Autant de questions qui tarabustent Léopoldine et un enquêteur désigné pour coordonner les enquêtes de terrain. Et l’enquêteur n’est pas n’importe qui : il s’agit de Franck Gossin, qui fut l’amant de Léopoldine vingt ans auparavant, et qui fut à l’origine d’une grande partie de ses malheurs qu’elle traîne depuis comme un fardeau. C’est d’ailleurs pour cela que Léopoldine avait quitté Semur en Auxois et qu’elle n’y était jamais revenue depuis.
Une enquête qui se poursuit par la découverte de nouveaux cadavres, tandis qu’un esprit malfaisant manipule gendarmes et policiers, les emmenant sur les traces de la grippe espagnole et d’un savant fou.

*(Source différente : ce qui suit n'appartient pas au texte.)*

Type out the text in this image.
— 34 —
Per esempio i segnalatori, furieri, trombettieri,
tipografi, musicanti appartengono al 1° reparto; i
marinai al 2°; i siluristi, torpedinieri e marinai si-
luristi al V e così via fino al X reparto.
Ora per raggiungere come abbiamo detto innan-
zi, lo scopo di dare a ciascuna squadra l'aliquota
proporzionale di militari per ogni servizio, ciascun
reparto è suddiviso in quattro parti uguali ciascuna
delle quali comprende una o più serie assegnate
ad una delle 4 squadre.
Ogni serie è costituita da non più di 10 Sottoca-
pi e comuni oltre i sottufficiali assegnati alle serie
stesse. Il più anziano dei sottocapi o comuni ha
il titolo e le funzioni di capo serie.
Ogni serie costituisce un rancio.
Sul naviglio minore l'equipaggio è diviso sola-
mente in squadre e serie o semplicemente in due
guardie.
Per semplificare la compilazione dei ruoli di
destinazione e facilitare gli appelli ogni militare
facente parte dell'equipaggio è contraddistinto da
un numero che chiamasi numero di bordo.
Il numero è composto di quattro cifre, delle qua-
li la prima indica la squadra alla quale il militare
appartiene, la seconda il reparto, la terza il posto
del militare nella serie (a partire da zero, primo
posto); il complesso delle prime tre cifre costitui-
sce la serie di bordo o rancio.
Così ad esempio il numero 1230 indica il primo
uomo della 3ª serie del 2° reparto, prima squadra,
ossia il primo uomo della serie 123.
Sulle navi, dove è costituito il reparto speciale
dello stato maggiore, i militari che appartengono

Que de machiavélisme se cache derrière ce sourire ensorceleur. Avec une écriture parfois elliptique, Patricia Rappeneau a concocté une histoire particulièrement retorse au final éblouissant de suspense. Certaines scènes seraient du plus bel effet adaptées au cinéma, et je ne parle pas uniquement que des scènes d’affrontement. Par exemple cette évocation des fêtes de la Bague, avec reconstitutions historiques de fêtes médiévales, des figurants en costume d’époque et courses de chevaux dans une ambiance bon enfant.
L’écriture de Patricia Rappeneau est travaillée. Parfois un peu trop dans les dialogues qui mériteraient d’être plus vifs, plus incisifs, plus proche du langage parlé, surtout lorsqu’il s’agit de propos tenus par un spécialiste mais rapportés par une tierce personne. Ainsi peut-on lire : Il est à noter que ce stade est la limite de la maturité pour certaines cellules du système immunitaire avant leur différenciation qui les conduira à la définition précise du rôle qu’elles y joueront. C’est beau, on dirait un homme politique lisant son texte. Sauf que dans une conversation tenue par un policier, cette phrase serait moins ampoulée. Ce n’est juste qu’un petit détail, car le roman de Patricia Rappeneau est admirable dans sa construction, le style elliptique dont elle fait preuve incitant le lecteur à continuer sa lecture malgré les aiguilles qui défilent. Un thème ancien renouvelé avec une touche personnelle qui fait mouche.
Du même auteur lire également : Mission Malona, chez le même éditeur.
Patricia RAPPENEAU : Mortelle guérison. Editions Le Hérisson. 226 pages. 14€.